JSB: I was just thinking one day about how getting published is a real battle these days. Well, it always has been, but the climate seems to be getting cloudier. I found myself typing up a blog post using this metaphor. As I did some research on military principles, I came back to The Art of War, which I'd read years ago. What was ground breaking about Sun Tzu was that he used very short, but very potent principles to bring order to the chaos of war in his day.
So I thought, what about doing the same thing for writers? Not just another "how-to," but a sort of "field manual" for those in the battle to get published. I pitched the idea to Writers Digest Books and they loved it. So here we are.
RM: You’ve already written two excellent books about the craft of writing. What do you see as the audience for this book?
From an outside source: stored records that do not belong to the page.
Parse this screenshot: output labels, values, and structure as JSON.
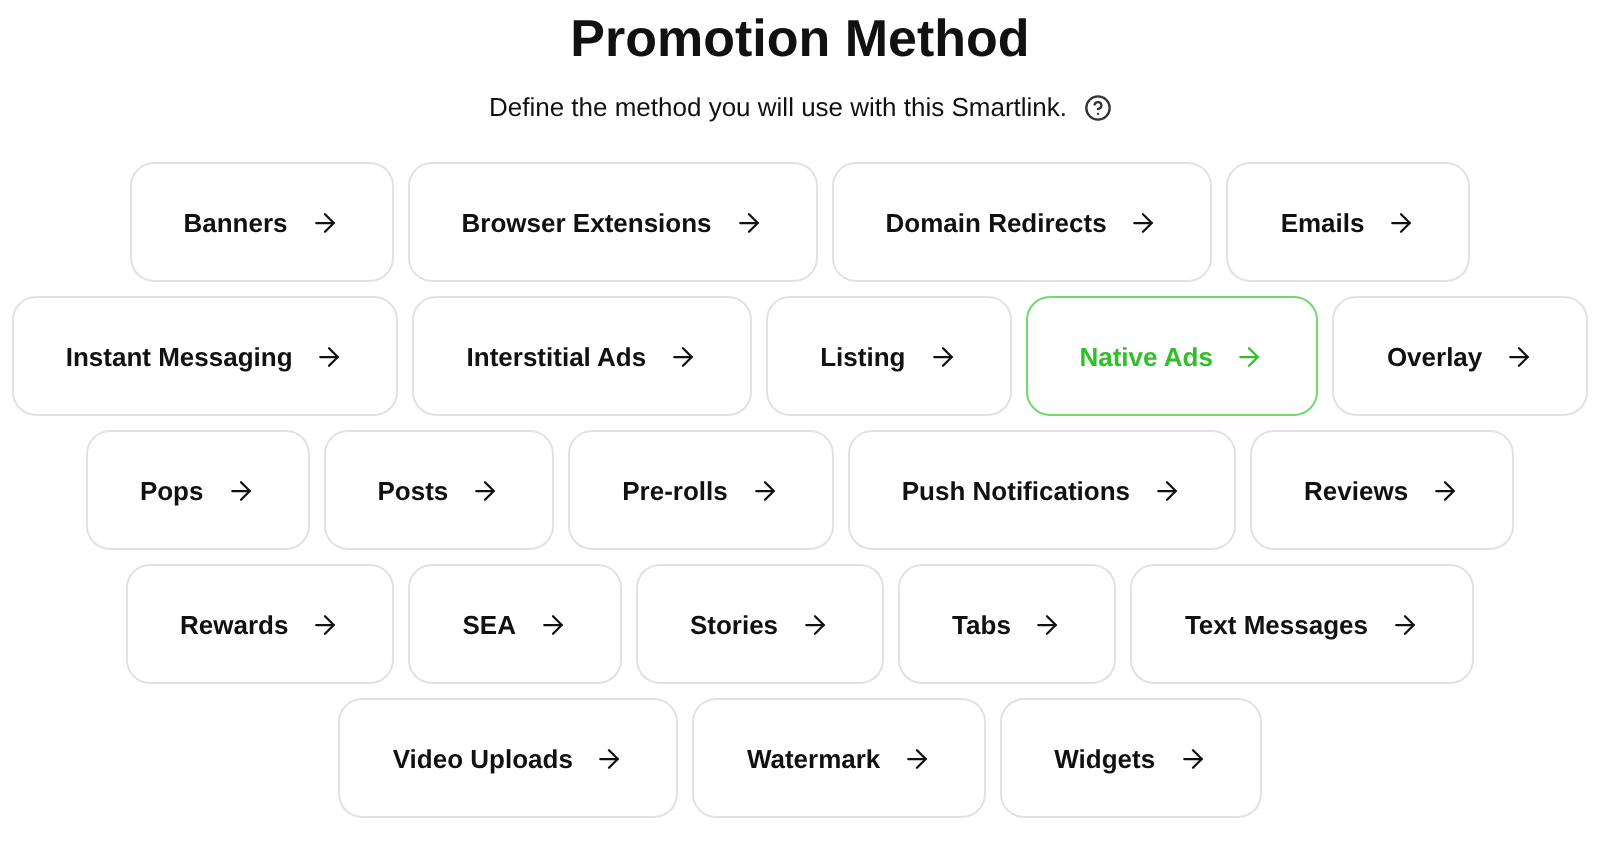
{
  "title": "Promotion Method",
  "subtitle": "Define the method you will use with this Smartlink.",
  "rows": [
    [
      {
        "label": "Banners",
        "selected": false
      },
      {
        "label": "Browser Extensions",
        "selected": false
      },
      {
        "label": "Domain Redirects",
        "selected": false
      },
      {
        "label": "Emails",
        "selected": false
      }
    ],
    [
      {
        "label": "Instant Messaging",
        "selected": false
      },
      {
        "label": "Interstitial Ads",
        "selected": false
      },
      {
        "label": "Listing",
        "selected": false
      },
      {
        "label": "Native Ads",
        "selected": true
      },
      {
        "label": "Overlay",
        "selected": false
      }
    ],
    [
      {
        "label": "Pops",
        "selected": false
      },
      {
        "label": "Posts",
        "selected": false
      },
      {
        "label": "Pre-rolls",
        "selected": false
      },
      {
        "label": "Push Notifications",
        "selected": false
      },
      {
        "label": "Reviews",
        "selected": false
      }
    ],
    [
      {
        "label": "Rewards",
        "selected": false
      },
      {
        "label": "SEA",
        "selected": false
      },
      {
        "label": "Stories",
        "selected": false
      },
      {
        "label": "Tabs",
        "selected": false
      },
      {
        "label": "Text Messages",
        "selected": false
      }
    ],
    [
      {
        "label": "Video Uploads",
        "selected": false
      },
      {
        "label": "Watermark",
        "selected": false
      },
      {
        "label": "Widgets",
        "selected": false
      }
    ]
  ]
}
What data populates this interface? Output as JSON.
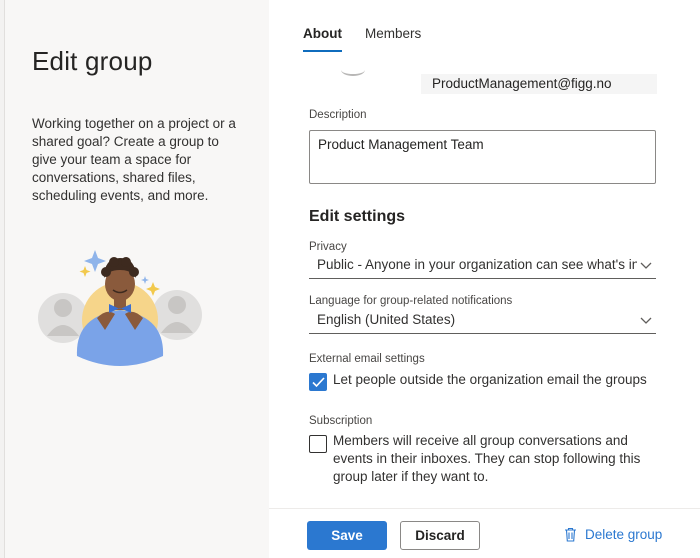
{
  "left": {
    "title": "Edit group",
    "description": "Working together on a project or a shared goal? Create a group to give your team a space for conversations, shared files, scheduling events, and more."
  },
  "tabs": [
    {
      "label": "About",
      "active": true
    },
    {
      "label": "Members",
      "active": false
    }
  ],
  "group": {
    "email": "ProductManagement@figg.no"
  },
  "description_field": {
    "label": "Description",
    "value": "Product Management Team"
  },
  "settings": {
    "title": "Edit settings",
    "privacy": {
      "label": "Privacy",
      "value": "Public - Anyone in your organization can see what's ins..."
    },
    "language": {
      "label": "Language for group-related notifications",
      "value": "English (United States)"
    },
    "external_email": {
      "label": "External email settings",
      "checkbox_label": "Let people outside the organization email the groups",
      "checked": true
    },
    "subscription": {
      "label": "Subscription",
      "checkbox_label": "Members will receive all group conversations and events in their inboxes. They can stop following this group later if they want to.",
      "checked": false
    }
  },
  "footer": {
    "save_label": "Save",
    "discard_label": "Discard",
    "delete_label": "Delete group"
  },
  "colors": {
    "accent": "#2b78d0",
    "tab_underline": "#0f6cbd"
  },
  "icons": [
    "chevron-down-icon",
    "checkmark-icon",
    "trash-icon",
    "person-illustration"
  ]
}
JSB: I've said it's for those who desire to get, and stay, published. It is a collection relating to topics that include motivation and inspiration, the fiction craft (things not usually taught that take fiction to a higher level), and the business side of things. It's not a book that needs to be read cover to cover. One can look at the contents and check out what's most needed at the time.
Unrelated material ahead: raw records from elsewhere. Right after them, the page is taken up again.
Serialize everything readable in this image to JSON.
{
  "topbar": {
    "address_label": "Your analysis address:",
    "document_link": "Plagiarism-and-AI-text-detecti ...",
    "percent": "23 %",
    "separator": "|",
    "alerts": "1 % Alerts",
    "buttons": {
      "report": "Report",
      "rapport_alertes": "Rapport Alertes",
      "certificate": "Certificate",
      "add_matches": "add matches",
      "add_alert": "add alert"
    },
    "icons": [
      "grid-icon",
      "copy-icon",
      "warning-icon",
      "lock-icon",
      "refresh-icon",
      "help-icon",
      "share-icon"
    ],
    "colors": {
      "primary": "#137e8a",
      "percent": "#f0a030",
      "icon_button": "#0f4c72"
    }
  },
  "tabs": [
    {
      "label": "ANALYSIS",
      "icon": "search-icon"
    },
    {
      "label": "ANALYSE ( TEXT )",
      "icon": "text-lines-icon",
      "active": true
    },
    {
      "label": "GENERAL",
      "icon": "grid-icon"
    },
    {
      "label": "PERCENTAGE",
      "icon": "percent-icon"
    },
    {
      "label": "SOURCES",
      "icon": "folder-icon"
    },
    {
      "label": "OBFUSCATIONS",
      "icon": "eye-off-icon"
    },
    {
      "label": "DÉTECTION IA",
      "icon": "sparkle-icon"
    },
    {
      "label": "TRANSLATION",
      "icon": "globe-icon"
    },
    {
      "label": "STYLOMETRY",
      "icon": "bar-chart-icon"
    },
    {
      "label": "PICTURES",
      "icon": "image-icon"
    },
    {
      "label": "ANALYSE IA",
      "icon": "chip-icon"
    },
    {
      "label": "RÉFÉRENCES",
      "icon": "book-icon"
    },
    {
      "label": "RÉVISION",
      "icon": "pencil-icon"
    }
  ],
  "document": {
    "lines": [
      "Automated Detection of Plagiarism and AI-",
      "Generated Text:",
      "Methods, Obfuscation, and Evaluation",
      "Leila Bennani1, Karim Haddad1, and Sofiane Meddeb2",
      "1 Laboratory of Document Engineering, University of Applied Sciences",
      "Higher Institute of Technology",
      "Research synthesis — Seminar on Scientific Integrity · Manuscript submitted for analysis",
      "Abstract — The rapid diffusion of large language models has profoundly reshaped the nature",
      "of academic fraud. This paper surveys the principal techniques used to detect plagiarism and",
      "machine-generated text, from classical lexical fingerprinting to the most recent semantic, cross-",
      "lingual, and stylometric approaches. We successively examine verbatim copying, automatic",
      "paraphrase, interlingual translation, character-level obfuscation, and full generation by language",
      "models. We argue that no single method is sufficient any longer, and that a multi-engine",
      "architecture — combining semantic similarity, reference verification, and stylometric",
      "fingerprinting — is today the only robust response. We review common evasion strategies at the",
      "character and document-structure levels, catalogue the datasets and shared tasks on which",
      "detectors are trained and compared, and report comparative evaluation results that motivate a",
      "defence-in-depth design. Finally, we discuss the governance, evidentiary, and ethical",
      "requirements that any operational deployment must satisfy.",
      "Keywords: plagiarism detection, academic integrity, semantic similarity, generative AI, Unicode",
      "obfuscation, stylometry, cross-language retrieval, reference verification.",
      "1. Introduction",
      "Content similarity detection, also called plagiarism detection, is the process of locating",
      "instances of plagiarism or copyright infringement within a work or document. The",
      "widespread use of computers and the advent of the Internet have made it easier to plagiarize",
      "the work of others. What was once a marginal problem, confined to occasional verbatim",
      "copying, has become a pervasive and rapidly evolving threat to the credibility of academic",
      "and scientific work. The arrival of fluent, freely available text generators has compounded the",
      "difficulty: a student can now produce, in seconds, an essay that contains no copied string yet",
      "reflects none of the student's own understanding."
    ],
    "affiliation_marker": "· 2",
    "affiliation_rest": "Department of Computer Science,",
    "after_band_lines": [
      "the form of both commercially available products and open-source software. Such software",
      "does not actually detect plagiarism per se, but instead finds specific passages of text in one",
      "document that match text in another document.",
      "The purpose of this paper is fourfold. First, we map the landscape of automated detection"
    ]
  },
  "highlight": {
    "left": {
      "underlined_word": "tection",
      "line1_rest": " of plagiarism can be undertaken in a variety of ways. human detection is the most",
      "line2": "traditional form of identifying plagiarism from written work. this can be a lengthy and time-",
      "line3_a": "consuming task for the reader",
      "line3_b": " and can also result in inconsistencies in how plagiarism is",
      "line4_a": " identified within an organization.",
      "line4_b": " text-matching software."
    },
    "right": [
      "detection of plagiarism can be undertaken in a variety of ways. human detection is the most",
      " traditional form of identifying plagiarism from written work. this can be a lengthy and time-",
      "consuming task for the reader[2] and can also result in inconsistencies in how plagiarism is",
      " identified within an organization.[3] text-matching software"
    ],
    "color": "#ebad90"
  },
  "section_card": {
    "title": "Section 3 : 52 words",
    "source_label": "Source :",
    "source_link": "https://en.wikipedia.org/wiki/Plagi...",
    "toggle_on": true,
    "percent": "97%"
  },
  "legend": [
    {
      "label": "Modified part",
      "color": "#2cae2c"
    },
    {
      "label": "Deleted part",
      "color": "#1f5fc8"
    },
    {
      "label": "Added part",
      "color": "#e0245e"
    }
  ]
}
RM: The face of publishing appears to be changing on a daily basis. How does this book prepare the modern writer to face those challenges?
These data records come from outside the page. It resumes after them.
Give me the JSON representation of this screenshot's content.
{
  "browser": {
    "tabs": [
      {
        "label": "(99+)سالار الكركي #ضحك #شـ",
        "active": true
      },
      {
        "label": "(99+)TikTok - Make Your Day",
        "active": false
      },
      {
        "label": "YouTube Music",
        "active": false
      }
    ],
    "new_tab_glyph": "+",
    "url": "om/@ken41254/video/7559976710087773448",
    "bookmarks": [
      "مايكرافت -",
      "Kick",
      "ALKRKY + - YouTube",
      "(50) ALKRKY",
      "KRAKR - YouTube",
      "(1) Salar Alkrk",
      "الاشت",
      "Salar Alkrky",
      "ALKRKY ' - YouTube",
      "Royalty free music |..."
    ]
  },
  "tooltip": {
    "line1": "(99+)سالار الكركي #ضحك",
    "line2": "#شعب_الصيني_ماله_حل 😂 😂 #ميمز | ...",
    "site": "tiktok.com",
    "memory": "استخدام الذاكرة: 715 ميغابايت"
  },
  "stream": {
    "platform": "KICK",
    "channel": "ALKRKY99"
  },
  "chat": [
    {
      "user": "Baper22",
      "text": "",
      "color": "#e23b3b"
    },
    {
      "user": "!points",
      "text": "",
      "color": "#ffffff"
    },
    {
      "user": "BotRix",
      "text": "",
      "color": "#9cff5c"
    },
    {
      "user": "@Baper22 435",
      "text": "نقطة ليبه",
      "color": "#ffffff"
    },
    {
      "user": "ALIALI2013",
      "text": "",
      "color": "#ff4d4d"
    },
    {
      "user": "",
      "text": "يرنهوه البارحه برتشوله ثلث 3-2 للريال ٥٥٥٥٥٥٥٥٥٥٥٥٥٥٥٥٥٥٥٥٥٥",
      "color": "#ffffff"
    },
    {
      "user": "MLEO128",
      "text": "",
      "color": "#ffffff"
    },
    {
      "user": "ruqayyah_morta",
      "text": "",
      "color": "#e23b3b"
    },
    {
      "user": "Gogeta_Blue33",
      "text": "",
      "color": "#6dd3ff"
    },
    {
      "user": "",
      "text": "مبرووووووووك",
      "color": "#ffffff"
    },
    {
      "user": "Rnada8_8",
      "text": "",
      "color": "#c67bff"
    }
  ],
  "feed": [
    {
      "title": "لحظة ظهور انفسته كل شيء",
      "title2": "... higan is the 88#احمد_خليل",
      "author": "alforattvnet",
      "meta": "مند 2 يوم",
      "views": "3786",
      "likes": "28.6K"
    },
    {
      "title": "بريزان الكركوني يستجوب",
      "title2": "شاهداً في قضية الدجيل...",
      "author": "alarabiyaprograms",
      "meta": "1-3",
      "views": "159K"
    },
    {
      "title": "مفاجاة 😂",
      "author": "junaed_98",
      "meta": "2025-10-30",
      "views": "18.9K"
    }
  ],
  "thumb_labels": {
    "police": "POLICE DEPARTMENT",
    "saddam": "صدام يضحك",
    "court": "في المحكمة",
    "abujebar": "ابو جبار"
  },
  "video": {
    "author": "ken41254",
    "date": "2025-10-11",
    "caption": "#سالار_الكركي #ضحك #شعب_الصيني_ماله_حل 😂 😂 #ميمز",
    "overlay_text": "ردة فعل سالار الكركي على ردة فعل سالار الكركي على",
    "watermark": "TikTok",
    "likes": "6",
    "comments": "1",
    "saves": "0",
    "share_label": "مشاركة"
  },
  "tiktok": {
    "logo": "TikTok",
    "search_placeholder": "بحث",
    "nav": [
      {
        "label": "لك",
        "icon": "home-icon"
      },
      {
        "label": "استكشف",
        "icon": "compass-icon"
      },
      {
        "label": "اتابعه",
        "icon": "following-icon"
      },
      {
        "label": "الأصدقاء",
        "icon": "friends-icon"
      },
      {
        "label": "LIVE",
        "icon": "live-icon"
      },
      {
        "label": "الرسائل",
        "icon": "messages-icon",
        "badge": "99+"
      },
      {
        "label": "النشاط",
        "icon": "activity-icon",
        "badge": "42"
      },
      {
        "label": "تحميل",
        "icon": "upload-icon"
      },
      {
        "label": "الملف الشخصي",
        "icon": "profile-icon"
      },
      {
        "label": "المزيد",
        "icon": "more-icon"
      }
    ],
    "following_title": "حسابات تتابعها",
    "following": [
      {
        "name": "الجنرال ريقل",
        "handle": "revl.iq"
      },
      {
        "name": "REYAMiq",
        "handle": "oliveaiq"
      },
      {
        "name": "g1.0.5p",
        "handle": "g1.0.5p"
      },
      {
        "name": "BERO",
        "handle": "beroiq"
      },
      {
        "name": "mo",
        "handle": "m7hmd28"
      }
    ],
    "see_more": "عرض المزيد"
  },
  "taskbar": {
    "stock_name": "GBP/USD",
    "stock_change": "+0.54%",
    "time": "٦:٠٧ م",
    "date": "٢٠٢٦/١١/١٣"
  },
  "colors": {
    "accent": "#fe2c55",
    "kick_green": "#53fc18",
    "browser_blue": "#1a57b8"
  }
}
JSB: I tried to stick to core principles, things that don't changes, as Sun Tzu did. While war has changed in its scope and technology, Sun Tzu's principles still remain solid. I wanted to do the same thing with writing.
For example, in the craft section I talk about various ways fiction can be elevated to that storied "next level." These techniques hold no matter what form the fiction ultimately comes out in -- book, Kindle, pdf, whatever. On the business side, how you plan for a career should be based on core competencies, critical success factors and strategic planning. These things are unalterable.
RM: Two unrelated questions that have intrigued me. This book, like your other books on writing, is loaded with quotations that bring it alive. How do you come up with all these? And what do those symbols alongside the page numbers of the book mean?
JSB: I love quotes on writing and have been collecting them for years. I pick them up all over the place and put them in a file. A lot of them come out of interviews with writers.
As for the symbols, great question. Loosely translated, they mean "strategies" and "tactics."
RM: Jim, you can go back to your mocha now, but thanks for sharing with us today. The Art Of War For Writers ranks alongside Lawrence Block’s Telling Lies For Fun And Profit in my pantheon of books about writing that are just purely enjoyable to read.
JSB: Thank you for comparing the book to Block's, which I also greatly enjoy. Block has the ability to get in the head of the writer, to anticipate what he or she might be thinking, and to respond in a way that gets to the heart of things. That's my hope for this book as well.